The psychostimulant cocaine inhibits the reuptake of dopamine, serotonin, and norepinephrine by blocking their respective transporters (DAT, SERT, and NET). The resulting potentiation of neurotransmission, particularly dopaminergic neurotransmission, has been believed to mediate cocaine's rewarding (Kuhar et al, 1991) and locomotor stimulant effects (Giros et al, 1996). However, dopamine transporter knockout mice exhibit normal or near-normal cocaine reward (Rocha et al, 1998; Sora et al, 1998); double knockout mice that lack both DAT and SERT lack cocaine reward and cocaine locomotor stimulation (Sora et al, 2001) and mice that lack both DAT and one copy of the 5HT1B serotonin receptor gene display normal cocaine-stimulated locomotion (Hall et al, submitted), which suggests a much more complicated picture of the substrates of cocaine-induced behavior; both serotonin and dopamine systems appear to be important determinants of both cocaine reward and cocaine-stimulated locomotion. Genes that influence the development of both of these brain systems are thus especially attractive candidates for variation that might predispose to individual differences in locomotor and addictive processes, especially those triggered by psychostimulants.

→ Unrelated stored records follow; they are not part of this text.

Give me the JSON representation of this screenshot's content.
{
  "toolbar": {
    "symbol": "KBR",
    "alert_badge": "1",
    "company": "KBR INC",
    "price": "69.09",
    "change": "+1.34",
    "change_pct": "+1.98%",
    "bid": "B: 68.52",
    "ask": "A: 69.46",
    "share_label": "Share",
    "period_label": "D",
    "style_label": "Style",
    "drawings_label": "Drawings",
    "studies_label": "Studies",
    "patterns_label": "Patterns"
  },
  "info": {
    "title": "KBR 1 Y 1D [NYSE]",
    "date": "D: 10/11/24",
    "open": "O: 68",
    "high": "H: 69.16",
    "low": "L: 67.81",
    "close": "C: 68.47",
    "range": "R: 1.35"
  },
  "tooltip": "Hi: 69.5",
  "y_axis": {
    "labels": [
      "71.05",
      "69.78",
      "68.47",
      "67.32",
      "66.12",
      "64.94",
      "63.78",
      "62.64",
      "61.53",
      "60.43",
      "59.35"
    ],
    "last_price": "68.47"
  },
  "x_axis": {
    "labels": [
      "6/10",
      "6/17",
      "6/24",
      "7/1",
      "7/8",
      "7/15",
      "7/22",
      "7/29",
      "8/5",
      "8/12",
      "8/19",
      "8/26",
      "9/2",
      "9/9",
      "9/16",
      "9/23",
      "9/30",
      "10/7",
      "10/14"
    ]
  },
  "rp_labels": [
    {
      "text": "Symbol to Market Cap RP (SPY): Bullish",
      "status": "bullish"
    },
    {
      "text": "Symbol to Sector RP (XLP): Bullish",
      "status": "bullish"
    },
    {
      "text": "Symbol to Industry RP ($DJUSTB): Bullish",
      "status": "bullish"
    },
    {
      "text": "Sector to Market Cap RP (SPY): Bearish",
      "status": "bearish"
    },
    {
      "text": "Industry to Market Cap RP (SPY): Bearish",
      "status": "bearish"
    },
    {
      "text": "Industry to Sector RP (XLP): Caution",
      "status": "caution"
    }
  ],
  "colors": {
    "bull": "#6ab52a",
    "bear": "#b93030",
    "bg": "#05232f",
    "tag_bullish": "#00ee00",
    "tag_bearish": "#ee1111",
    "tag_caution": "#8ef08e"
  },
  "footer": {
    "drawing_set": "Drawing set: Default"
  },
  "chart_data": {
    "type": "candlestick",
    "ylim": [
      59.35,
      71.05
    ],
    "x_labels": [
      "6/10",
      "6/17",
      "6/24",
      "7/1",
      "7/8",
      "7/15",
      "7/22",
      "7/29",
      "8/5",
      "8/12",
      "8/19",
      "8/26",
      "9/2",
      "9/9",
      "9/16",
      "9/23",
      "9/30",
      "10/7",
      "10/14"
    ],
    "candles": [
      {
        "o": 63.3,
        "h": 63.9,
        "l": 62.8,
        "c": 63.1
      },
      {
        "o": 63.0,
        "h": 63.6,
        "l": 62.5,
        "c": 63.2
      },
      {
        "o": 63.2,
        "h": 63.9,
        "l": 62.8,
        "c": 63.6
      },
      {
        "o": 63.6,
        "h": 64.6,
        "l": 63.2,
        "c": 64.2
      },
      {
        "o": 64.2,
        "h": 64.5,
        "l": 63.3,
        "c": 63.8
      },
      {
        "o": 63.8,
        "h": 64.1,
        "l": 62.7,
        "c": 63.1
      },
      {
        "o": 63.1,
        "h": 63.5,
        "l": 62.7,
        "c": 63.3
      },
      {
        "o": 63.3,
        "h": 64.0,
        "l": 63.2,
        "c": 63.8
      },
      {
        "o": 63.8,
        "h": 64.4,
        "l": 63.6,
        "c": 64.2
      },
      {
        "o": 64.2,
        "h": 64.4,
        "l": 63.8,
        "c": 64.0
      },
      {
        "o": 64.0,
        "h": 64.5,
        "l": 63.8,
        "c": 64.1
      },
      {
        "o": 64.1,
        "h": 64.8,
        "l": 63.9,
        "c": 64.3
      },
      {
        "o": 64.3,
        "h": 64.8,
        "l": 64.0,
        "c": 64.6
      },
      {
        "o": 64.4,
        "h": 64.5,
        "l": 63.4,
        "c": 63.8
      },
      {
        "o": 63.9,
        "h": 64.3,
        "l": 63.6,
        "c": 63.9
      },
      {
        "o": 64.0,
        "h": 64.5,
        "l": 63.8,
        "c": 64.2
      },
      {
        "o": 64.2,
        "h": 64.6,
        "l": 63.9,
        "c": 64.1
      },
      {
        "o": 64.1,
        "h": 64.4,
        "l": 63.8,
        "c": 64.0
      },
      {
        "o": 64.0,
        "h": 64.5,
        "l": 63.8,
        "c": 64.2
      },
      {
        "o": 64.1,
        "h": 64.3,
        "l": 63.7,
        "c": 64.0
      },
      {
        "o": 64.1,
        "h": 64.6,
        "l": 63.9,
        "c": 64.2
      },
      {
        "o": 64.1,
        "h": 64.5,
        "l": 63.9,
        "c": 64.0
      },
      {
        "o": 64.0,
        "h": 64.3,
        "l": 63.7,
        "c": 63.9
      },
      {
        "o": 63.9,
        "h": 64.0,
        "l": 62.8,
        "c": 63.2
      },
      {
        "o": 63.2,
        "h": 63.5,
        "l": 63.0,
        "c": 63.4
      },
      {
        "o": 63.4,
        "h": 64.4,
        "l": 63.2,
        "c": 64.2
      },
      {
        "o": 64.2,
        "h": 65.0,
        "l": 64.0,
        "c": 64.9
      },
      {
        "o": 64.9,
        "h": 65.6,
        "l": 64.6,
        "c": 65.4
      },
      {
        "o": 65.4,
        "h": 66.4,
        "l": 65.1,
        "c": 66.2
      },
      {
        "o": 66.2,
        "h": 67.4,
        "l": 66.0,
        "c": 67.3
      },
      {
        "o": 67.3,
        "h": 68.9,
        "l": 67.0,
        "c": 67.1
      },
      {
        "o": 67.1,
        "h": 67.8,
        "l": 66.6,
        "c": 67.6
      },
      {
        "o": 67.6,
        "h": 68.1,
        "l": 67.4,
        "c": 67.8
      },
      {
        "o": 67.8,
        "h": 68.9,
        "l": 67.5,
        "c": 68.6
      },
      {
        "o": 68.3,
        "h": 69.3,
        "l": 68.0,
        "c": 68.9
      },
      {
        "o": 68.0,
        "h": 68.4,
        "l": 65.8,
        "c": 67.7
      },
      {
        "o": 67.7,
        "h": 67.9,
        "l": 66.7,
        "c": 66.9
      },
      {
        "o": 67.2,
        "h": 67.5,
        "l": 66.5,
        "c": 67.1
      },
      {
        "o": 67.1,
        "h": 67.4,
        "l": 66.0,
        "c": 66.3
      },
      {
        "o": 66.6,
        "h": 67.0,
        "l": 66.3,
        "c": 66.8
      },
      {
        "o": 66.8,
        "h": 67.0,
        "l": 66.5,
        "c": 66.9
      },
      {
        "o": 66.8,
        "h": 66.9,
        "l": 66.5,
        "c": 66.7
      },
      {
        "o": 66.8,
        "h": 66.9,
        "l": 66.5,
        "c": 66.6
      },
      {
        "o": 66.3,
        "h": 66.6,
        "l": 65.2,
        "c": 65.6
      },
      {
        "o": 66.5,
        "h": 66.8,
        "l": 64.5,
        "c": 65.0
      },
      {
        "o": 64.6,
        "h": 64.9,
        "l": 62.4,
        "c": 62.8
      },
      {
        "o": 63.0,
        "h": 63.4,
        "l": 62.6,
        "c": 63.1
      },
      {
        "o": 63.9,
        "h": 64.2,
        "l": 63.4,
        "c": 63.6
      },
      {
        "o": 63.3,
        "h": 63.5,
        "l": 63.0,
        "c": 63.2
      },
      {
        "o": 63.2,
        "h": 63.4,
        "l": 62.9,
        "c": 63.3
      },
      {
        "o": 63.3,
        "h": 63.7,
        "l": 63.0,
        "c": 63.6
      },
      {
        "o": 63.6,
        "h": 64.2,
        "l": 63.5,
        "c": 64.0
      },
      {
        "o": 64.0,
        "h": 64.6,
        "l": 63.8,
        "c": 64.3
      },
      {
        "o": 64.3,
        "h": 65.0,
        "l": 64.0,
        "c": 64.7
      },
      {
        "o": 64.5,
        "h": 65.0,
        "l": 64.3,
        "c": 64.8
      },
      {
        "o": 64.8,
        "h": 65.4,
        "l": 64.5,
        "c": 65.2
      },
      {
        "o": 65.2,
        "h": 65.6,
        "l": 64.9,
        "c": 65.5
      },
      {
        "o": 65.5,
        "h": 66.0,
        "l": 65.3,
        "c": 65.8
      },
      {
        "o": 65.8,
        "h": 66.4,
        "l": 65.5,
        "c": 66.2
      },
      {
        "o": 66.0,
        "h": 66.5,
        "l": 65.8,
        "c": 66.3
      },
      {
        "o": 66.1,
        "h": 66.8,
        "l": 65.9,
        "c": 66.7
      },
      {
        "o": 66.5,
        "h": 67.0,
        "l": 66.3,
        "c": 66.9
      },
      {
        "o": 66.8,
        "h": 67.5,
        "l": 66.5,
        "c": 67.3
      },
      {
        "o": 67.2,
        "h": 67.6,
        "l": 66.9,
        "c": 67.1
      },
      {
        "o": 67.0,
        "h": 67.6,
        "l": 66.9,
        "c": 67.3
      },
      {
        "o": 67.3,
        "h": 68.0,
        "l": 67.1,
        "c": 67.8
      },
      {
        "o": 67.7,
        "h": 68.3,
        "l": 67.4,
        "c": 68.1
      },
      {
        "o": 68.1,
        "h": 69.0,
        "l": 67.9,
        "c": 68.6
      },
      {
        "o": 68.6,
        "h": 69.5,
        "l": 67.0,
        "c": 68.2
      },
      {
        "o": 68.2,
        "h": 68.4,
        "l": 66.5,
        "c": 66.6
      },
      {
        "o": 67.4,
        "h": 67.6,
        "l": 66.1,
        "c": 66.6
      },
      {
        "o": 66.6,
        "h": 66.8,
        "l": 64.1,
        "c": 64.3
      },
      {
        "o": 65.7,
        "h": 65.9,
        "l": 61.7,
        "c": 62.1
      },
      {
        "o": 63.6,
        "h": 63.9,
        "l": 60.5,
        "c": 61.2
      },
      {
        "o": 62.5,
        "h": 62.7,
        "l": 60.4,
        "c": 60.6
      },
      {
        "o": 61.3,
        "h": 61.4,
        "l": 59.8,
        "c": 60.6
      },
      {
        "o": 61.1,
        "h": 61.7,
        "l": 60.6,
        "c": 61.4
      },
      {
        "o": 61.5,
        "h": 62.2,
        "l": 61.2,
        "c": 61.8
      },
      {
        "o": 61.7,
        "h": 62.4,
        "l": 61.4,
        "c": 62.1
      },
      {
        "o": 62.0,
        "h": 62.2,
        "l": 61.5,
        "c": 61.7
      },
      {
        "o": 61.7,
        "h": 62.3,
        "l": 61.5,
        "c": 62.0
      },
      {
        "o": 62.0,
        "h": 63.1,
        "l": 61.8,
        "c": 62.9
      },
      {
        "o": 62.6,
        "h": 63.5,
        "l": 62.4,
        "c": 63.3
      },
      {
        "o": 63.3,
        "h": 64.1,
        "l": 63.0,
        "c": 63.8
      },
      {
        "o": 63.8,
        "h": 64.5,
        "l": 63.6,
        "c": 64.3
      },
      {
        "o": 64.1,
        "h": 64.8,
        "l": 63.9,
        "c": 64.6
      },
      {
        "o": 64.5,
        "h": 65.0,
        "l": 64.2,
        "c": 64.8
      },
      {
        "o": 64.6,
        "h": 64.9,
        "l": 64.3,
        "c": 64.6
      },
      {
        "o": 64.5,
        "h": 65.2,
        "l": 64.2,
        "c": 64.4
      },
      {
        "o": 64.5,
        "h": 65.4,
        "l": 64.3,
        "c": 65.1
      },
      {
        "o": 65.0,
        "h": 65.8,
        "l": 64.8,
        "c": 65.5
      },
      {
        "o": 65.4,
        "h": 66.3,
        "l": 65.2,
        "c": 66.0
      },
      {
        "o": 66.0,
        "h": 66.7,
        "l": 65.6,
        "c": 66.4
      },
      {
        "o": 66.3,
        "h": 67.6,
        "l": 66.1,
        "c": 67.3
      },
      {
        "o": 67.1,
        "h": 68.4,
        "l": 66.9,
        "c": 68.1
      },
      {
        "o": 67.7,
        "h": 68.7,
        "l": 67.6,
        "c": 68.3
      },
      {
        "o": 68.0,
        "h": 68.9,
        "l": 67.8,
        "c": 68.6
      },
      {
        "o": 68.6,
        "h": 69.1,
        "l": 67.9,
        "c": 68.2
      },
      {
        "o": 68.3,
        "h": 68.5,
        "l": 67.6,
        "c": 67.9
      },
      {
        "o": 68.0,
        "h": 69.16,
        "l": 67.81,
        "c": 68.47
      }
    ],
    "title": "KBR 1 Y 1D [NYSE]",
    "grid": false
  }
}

Competition for limited quantities of neurotrophic factors, including brain-derived neurotrophic factor (BDNF) help (Oppenheim, 1991) determine the adult complements of specific neuronal populations (see Barde, 1994; Price and Willshaw, 2000 for a review). BDNF can also participate in activity-dependent synaptic plasticity (for a review, see Korte and Bonhoeffer, 1997) likely to contribute to specific neuroprotective and neurotrophic effects that include effects on survival of dopaminergic neurons in vitro (Hyman et al, 1991; Hyman et al, 1994; Son et al, 1999).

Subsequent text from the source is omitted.